Other related work includes barrier optimization approaches that optimize the usage of barriers (Alain Darte and Robert Schreiber. A linear-time algorithm for optimal barrier placement. In Proceedings of the tenth ACM SIGPLAN symposium on Principles and Practice of Parallel Programming, pages 26-35, 2005; Chau-Wen Tseng. Compiler optimizations for eliminating barrier synchronization. In Proceedings of the Fifth ACM SIGPLAN Symposium on Principles & Practice of Parallel Programming, pages 144-155, Santa Barbara, Calif., July 1995; Michael O'Boyle and Elena Stohr. Compile time barrier synchronization minimization. IEEE Trans. Parallel Distrib. Syst., 13(6):529-543, 2002) by eliminating unnecessary barriers or optimizing the placement of barriers. Some research work identifies communication patterns, such as send/receive pairs, for MPI programs (Shuyi Shao, Alex K. Jones, and Rami Melhem. A compiler based communication analysis approach for multiprocessor systems, 2006).
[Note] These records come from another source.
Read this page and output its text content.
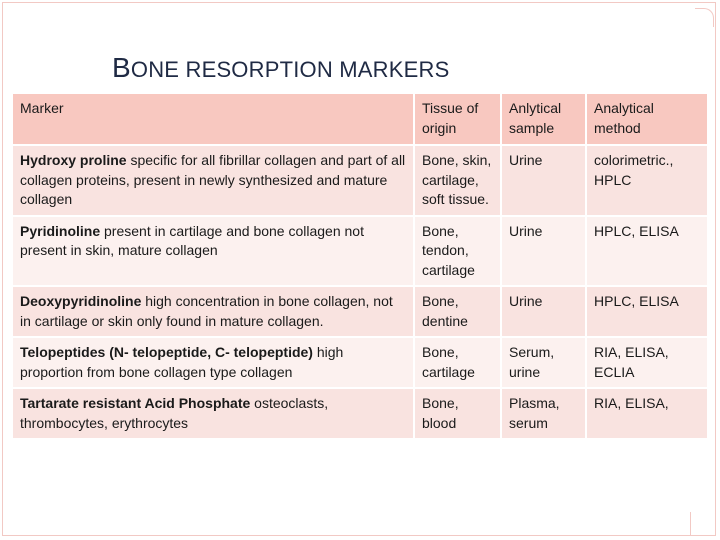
BONE RESORPTION MARKERS
Marker	Tissue of origin	Anlytical sample	Analytical method
Hydroxy proline specific for all fibrillar collagen and part of all collagen proteins, present in newly synthesized and mature collagen	Bone, skin, cartilage, soft tissue.	Urine	colorimetric., HPLC
Pyridinoline present in cartilage and bone collagen not present in skin, mature collagen	Bone, tendon, cartilage	Urine	HPLC, ELISA
Deoxypyridinoline high concentration in bone collagen, not in cartilage or skin only found in mature collagen.	Bone, dentine	Urine	HPLC, ELISA
Telopeptides (N- telopeptide, C- telopeptide) high proportion from bone collagen type collagen	Bone, cartilage	Serum, urine	RIA, ELISA, ECLIA
Tartarate resistant Acid Phosphate osteoclasts, thrombocytes, erythrocytes	Bone, blood	Plasma, serum	RIA, ELISA,
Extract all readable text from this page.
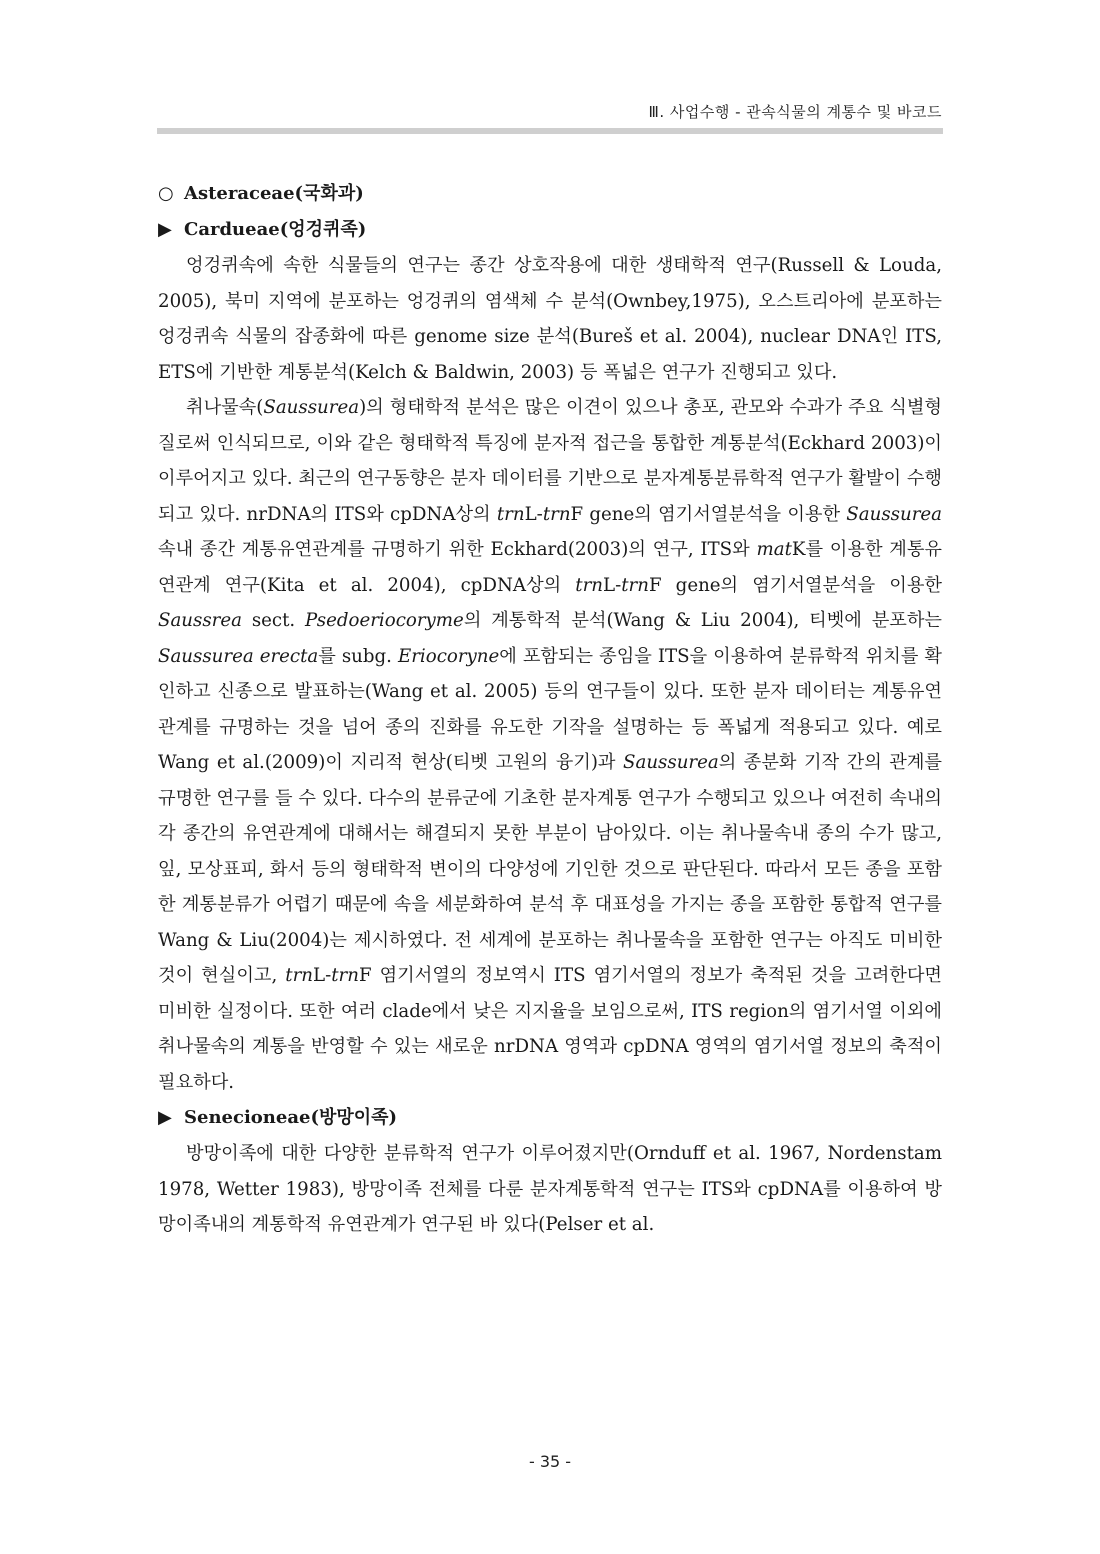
Ⅲ. 사업수행 - 관속식물의 계통수 및 바코드
○ Asteraceae(국화과)
▶ Cardueae(엉겅퀴족)

엉겅퀴속에 속한 식물들의 연구는 종간 상호작용에 대한 생태학적 연구(Russell & Louda, 2005), 북미 지역에 분포하는 엉겅퀴의 염색체 수 분석(Ownbey,1975), 오스트리아에 분포하는 엉겅퀴속 식물의 잡종화에 따른 genome size 분석(Bureš et al. 2004), nuclear DNA인 ITS, ETS에 기반한 계통분석(Kelch & Baldwin, 2003) 등 폭넓은 연구가 진행되고 있다.

취나물속(Saussurea)의 형태학적 분석은 많은 이견이 있으나 총포, 관모와 수과가 주요 식별형질로써 인식되므로, 이와 같은 형태학적 특징에 분자적 접근을 통합한 계통분석(Eckhard 2003)이 이루어지고 있다. 최근의 연구동향은 분자 데이터를 기반으로 분자계통분류학적 연구가 활발이 수행되고 있다. nrDNA의 ITS와 cpDNA상의 trnL-trnF gene의 염기서열분석을 이용한 Saussurea 속내 종간 계통유연관계를 규명하기 위한 Eckhard(2003)의 연구, ITS와 matK를 이용한 계통유연관계 연구(Kita et al. 2004), cpDNA상의 trnL-trnF gene의 염기서열분석을 이용한 Saussrea sect. Psedoeriocoryme의 계통학적 분석(Wang & Liu 2004), 티벳에 분포하는 Saussurea erecta를 subg. Eriocoryne에 포함되는 종임을 ITS을 이용하여 분류학적 위치를 확인하고 신종으로 발표하는(Wang et al. 2005) 등의 연구들이 있다. 또한 분자 데이터는 계통유연관계를 규명하는 것을 넘어 종의 진화를 유도한 기작을 설명하는 등 폭넓게 적용되고 있다. 예로 Wang et al.(2009)이 지리적 현상(티벳 고원의 융기)과 Saussurea의 종분화 기작 간의 관계를 규명한 연구를 들 수 있다. 다수의 분류군에 기초한 분자계통 연구가 수행되고 있으나 여전히 속내의 각 종간의 유연관계에 대해서는 해결되지 못한 부분이 남아있다. 이는 취나물속내 종의 수가 많고, 잎, 모상표피, 화서 등의 형태학적 변이의 다양성에 기인한 것으로 판단된다. 따라서 모든 종을 포함한 계통분류가 어렵기 때문에 속을 세분화하여 분석 후 대표성을 가지는 종을 포함한 통합적 연구를 Wang & Liu(2004)는 제시하였다. 전 세계에 분포하는 취나물속을 포함한 연구는 아직도 미비한 것이 현실이고, trnL-trnF 염기서열의 정보역시 ITS 염기서열의 정보가 축적된 것을 고려한다면 미비한 실정이다. 또한 여러 clade에서 낮은 지지율을 보임으로써, ITS region의 염기서열 이외에 취나물속의 계통을 반영할 수 있는 새로운 nrDNA 영역과 cpDNA 영역의 염기서열 정보의 축적이 필요하다.

▶ Senecioneae(방망이족)

방망이족에 대한 다양한 분류학적 연구가 이루어졌지만(Ornduff et al. 1967, Nordenstam 1978, Wetter 1983), 방망이족 전체를 다룬 분자계통학적 연구는 ITS와 cpDNA를 이용하여 방망이족내의 계통학적 유연관계가 연구된 바 있다(Pelser et al.

- 35 -
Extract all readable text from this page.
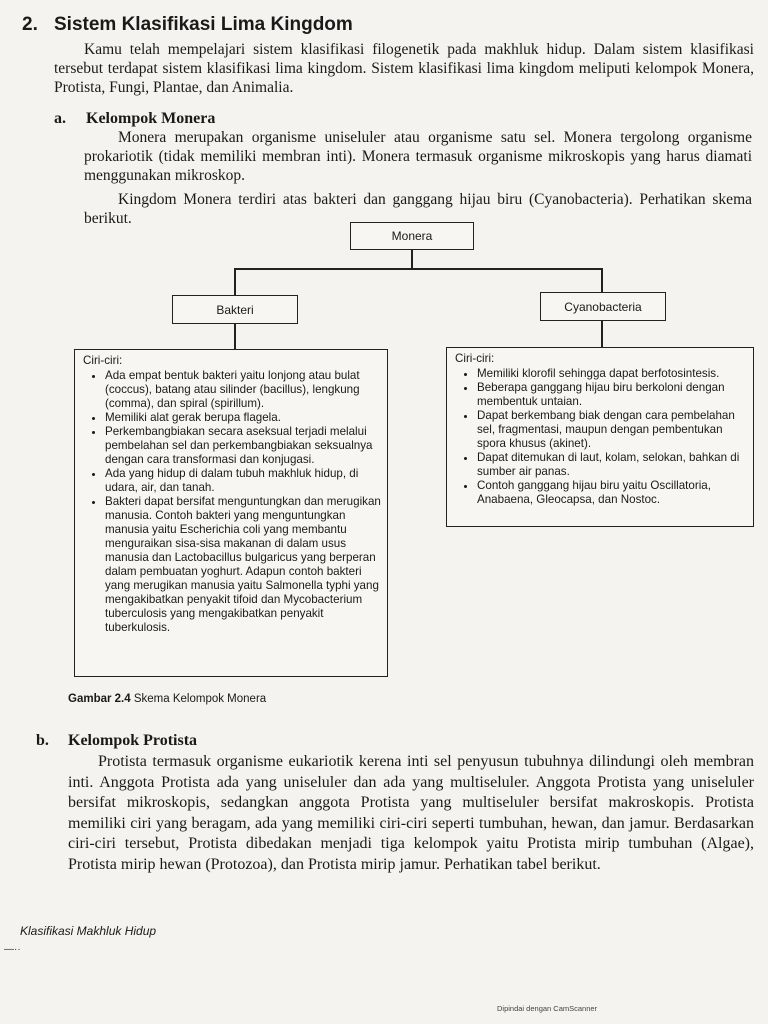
2. Sistem Klasifikasi Lima Kingdom

Kamu telah mempelajari sistem klasifikasi filogenetik pada makhluk hidup. Dalam sistem klasifikasi tersebut terdapat sistem klasifikasi lima kingdom. Sistem klasifikasi lima kingdom meliputi kelompok Monera, Protista, Fungi, Plantae, dan Animalia.

a. Kelompok Monera

Monera merupakan organisme uniseluler atau organisme satu sel. Monera tergolong organisme prokariotik (tidak memiliki membran inti). Monera termasuk organisme mikroskopis yang harus diamati menggunakan mikroskop.

Kingdom Monera terdiri atas bakteri dan ganggang hijau biru (Cyanobacteria). Perhatikan skema berikut.

Monera
Bakteri	Cyanobacteria
Ciri-ciri:
• Ada empat bentuk bakteri yaitu lonjong atau bulat (coccus), batang atau silinder (bacillus), lengkung (comma), dan spiral (spirillum).
• Memiliki alat gerak berupa flagela.
• Perkembangbiakan secara aseksual terjadi melalui pembelahan sel dan perkembangbiakan seksualnya dengan cara transformasi dan konjugasi.
• Ada yang hidup di dalam tubuh makhluk hidup, di udara, air, dan tanah.
• Bakteri dapat bersifat menguntungkan dan merugikan manusia. Contoh bakteri yang menguntungkan manusia yaitu Escherichia coli yang membantu menguraikan sisa-sisa makanan di dalam usus manusia dan Lactobacillus bulgaricus yang berperan dalam pembuatan yoghurt. Adapun contoh bakteri yang merugikan manusia yaitu Salmonella typhi yang mengakibatkan penyakit tifoid dan Mycobacterium tuberculosis yang mengakibatkan penyakit tuberkulosis.
Ciri-ciri:
• Memiliki klorofil sehingga dapat berfotosintesis.
• Beberapa ganggang hijau biru berkoloni dengan membentuk untaian.
• Dapat berkembang biak dengan cara pembelahan sel, fragmentasi, maupun dengan pembentukan spora khusus (akinet).
• Dapat ditemukan di laut, kolam, selokan, bahkan di sumber air panas.
• Contoh ganggang hijau biru yaitu Oscillatoria, Anabaena, Gleocapsa, dan Nostoc.
Gambar 2.4 Skema Kelompok Monera
b. Kelompok Protista

Protista termasuk organisme eukariotik kerena inti sel penyusun tubuhnya dilindungi oleh membran inti. Anggota Protista ada yang uniseluler dan ada yang multiseluler. Anggota Protista yang uniseluler bersifat mikroskopis, sedangkan anggota Protista yang multiseluler bersifat makroskopis. Protista memiliki ciri yang beragam, ada yang memiliki ciri-ciri seperti tumbuhan, hewan, dan jamur. Berdasarkan ciri-ciri tersebut, Protista dibedakan menjadi tiga kelompok yaitu Protista mirip tumbuhan (Algae), Protista mirip hewan (Protozoa), dan Protista mirip jamur. Perhatikan tabel berikut.

Klasifikasi Makhluk Hidup
—··
Dipindai dengan CamScanner
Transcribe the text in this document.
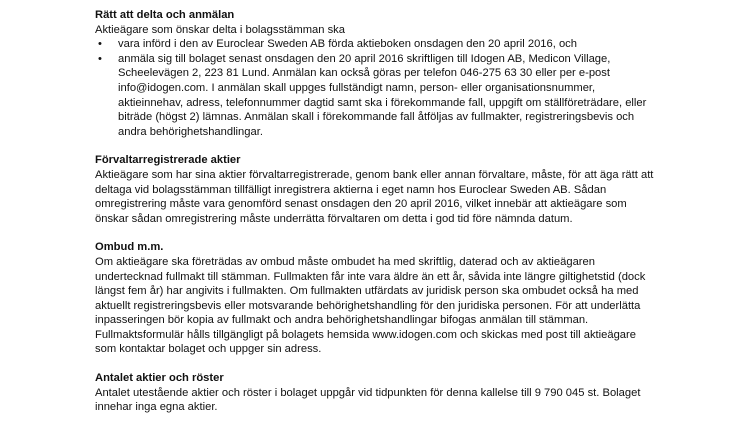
Rätt att delta och anmälan

Aktieägare som önskar delta i bolagsstämman ska

• vara införd i den av Euroclear Sweden AB förda aktieboken onsdagen den 20 april 2016, och
• anmäla sig till bolaget senast onsdagen den 20 april 2016 skriftligen till Idogen AB, Medicon Village, Scheelevägen 2, 223 81 Lund. Anmälan kan också göras per telefon 046-275 63 30 eller per e-post info@idogen.com. I anmälan skall uppges fullständigt namn, person- eller organisationsnummer, aktieinnehav, adress, telefonnummer dagtid samt ska i förekommande fall, uppgift om ställföreträdare, eller biträde (högst 2) lämnas. Anmälan skall i förekommande fall åtföljas av fullmakter, registreringsbevis och andra behörighetshandlingar.

Förvaltarregistrerade aktier

Aktieägare som har sina aktier förvaltarregistrerade, genom bank eller annan förvaltare, måste, för att äga rätt att deltaga vid bolagsstämman tillfälligt inregistrera aktierna i eget namn hos Euroclear Sweden AB. Sådan omregistrering måste vara genomförd senast onsdagen den 20 april 2016, vilket innebär att aktieägare som önskar sådan omregistrering måste underrätta förvaltaren om detta i god tid före nämnda datum.

Ombud m.m.

Om aktieägare ska företrädas av ombud måste ombudet ha med skriftlig, daterad och av aktieägaren undertecknad fullmakt till stämman. Fullmakten får inte vara äldre än ett år, såvida inte längre giltighetstid (dock längst fem år) har angivits i fullmakten. Om fullmakten utfärdats av juridisk person ska ombudet också ha med aktuellt registreringsbevis eller motsvarande behörighetshandling för den juridiska personen. För att underlätta inpasseringen bör kopia av fullmakt och andra behörighetshandlingar bifogas anmälan till stämman. Fullmaktsformulär hålls tillgängligt på bolagets hemsida www.idogen.com och skickas med post till aktieägare som kontaktar bolaget och uppger sin adress.

Antalet aktier och röster

Antalet utestående aktier och röster i bolaget uppgår vid tidpunkten för denna kallelse till 9 790 045 st. Bolaget innehar inga egna aktier.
The multi-valued expression problem has first been addressed by the inference rule system by Aiken and Gay. Aiken and Gay suggest to introduce a single qualifier as was done in the Titanium language (P. Hulfinger, D. Bonachea, K. Datta, D. Gay, S. Graham, B. Liblit, G. Pike, J. Su, and K. Yelick. Titanium language reference manual. Technical Report UCB/EECS-2005-15, U. C. Berkeley, 2005) to explicitly describe expressions that are single-valued. There has been a body of work on concurrency analysis of parallel programs, including SPMD programs (David Callahan, Ken Kennedy, and Jaspal Subhlok. Analysis of event synchronization in a parallel programming tool. In Proceedings of the Second ACM SIGPLAN Symposiumon Principles & Practice of Parallel Programming, pages 21-30, Seattle, Wash., March 1990; Evelyn Duesterwald and Mary Lou Soffa. Concurrency analysis in the presence of procedures using a data-flow framework. In Proceedings of the Symposium on Testing, Analysis, and Verification, pages 36-48, 1991; Stephen P. Masticola and Barbara G. Ryder. Nonconcurrency analysis. In Proceedings of the Fourth ACM SIGPLAN Symposium on Principles & Practice of Parallel Programming, pages 129-138, San Diego, Calif., May 1993). Concurrency analysis uses the synchronization constructs in the program to determine which portions of the program may execute in parallel. Some concurrency analyses focus on analyzing the barriers in the program to establish concurrency information (Tor E. Jeremiassen and Susan J. Eggers. Static analysis of barrier synchronization in explicitly parallel systems. In Proceedings of the IFIP WG 10.3 Working Conference on Parallel Architectures and Compilation Techniques, PACT '94, pages 171-180, Montr´eal, Qu´ebec, August 1994. North-Holland Publishing Company; Arvind Krishnamurthy and Katherine Yelick. Analyses and optimizations for shared address space programs, J. Parallel Distrib. Comput., 38(2):130-144, 1996; Yuan Lin. Static nonconcurrency analysis of openmp programs. In First International Workshop on OpenMP, 2005). However, these approaches do not verify the correctness of barrier synchronization.